Setting out his plans for access and participation at a Social
Mobility Foundation event in London, Office for Students (OfS)
director for fair access and participation, John Blake today
announced plans for a new risk register to identify students who
need extra support get the help they need from universities and
colleges.
John Blake said:
‘Universities and colleges can and should make a huge difference
to the life chances of those they educate. We contend there is a
wider mission for higher education—a civic and moral duty to
always seek out new ways to serve our society and better ways to
ensure that those historically excluded from higher education can
benefit from it.
‘We will build a framework that captures the scale of the
sector’s work on equality, and channel it into a coherent,
co-ordinated and compelling alignment that uses the sector’s
limited resources and capacity to greatest effect. We propose a
model where the OfS focuses on a sector-wide discussion where
universities and colleges will undertake serious and sustained
analysis of their own context and mission, and identify the most
serious risks to equality of opportunity they face, and outline
measures to mitigate these. Access and participation plans will
become a public collective record of the gravest challenges
higher education providers are taking on, the interventions they
propose to use to tackle them, and the methods they will utilise
to understand if they have succeeded and how and why that outcome
has occurred.
‘We plan to create an “equality of opportunity risk register”,
which we will expect universities and colleges to have regard to
in creating their plans. We propose to define risks to equality
of opportunity as occurring when an individual, because of
circumstances that the individual did not choose, may have their
choices about the nature and direction of their life reduced by
the actions or inactions of another individual, organisation or
system. This register will help ensure that sector-wide risks are
properly addressed by higher education providers, while also
respecting the autonomy and pluralism of the sector.
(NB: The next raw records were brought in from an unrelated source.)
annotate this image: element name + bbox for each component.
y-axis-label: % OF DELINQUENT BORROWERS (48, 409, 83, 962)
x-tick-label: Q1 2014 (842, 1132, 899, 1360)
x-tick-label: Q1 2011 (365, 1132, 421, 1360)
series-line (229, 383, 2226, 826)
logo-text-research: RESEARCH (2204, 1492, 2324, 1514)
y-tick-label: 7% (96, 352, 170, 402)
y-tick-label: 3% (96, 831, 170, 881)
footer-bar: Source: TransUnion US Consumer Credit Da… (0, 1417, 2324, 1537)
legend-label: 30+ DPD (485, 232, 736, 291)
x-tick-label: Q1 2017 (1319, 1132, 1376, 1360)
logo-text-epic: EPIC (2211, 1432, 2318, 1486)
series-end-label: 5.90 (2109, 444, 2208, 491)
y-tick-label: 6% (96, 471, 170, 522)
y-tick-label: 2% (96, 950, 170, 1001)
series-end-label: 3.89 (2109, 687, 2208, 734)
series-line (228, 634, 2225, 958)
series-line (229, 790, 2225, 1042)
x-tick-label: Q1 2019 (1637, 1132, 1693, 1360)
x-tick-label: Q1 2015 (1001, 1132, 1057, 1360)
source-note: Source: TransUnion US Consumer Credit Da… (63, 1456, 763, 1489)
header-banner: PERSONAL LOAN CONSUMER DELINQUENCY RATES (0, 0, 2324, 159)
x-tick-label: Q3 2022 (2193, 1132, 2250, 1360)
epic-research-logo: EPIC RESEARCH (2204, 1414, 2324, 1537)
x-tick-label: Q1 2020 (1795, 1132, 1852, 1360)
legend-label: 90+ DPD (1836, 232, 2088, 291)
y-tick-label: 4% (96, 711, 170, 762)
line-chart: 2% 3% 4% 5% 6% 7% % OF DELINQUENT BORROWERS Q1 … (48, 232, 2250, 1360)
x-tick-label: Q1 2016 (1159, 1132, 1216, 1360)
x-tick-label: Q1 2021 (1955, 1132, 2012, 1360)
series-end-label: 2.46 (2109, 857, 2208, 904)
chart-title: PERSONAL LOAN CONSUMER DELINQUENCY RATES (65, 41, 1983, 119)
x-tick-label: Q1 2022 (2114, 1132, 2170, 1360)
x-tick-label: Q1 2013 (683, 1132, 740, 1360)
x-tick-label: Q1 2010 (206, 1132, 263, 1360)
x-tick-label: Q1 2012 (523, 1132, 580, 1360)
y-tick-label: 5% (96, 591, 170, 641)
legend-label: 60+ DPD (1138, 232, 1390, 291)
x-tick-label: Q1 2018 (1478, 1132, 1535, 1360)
‘Evaluation and ongoing learning about efficacy and efficiency is
essential to understanding whether risks to equality of
opportunity have been reduced. We will hold universities and
colleges accountable for undertaking and evaluating the
interventions they have committed to, ensuring that they are
taking action to tackle risks to equality of opportunity, and
helping build our knowledge of what works, and what does not, in
a coherent manner.
‘We believe that our regulation can and will establish greater
clarity and co-ordination of the sector’s work in this area. It
will expand its impact and make possible more and better activity
in partnership with employers, schools and charities, to ensure
that choice, and not chance, determines who accesses and succeeds
in English higher education.’
The OfS plans to consult on a new approach to access and
participation plans next week, which will introduce a stronger
focus on universities, schools and colleges working together to
improve attainment. It will also emphasise the importance of
effective evaluation and of ensuring that students continue their
studies, complete their courses and are successful in getting
good jobs.
The OfS’s consultation on new regulatory expectations for access
and participation will begin in October.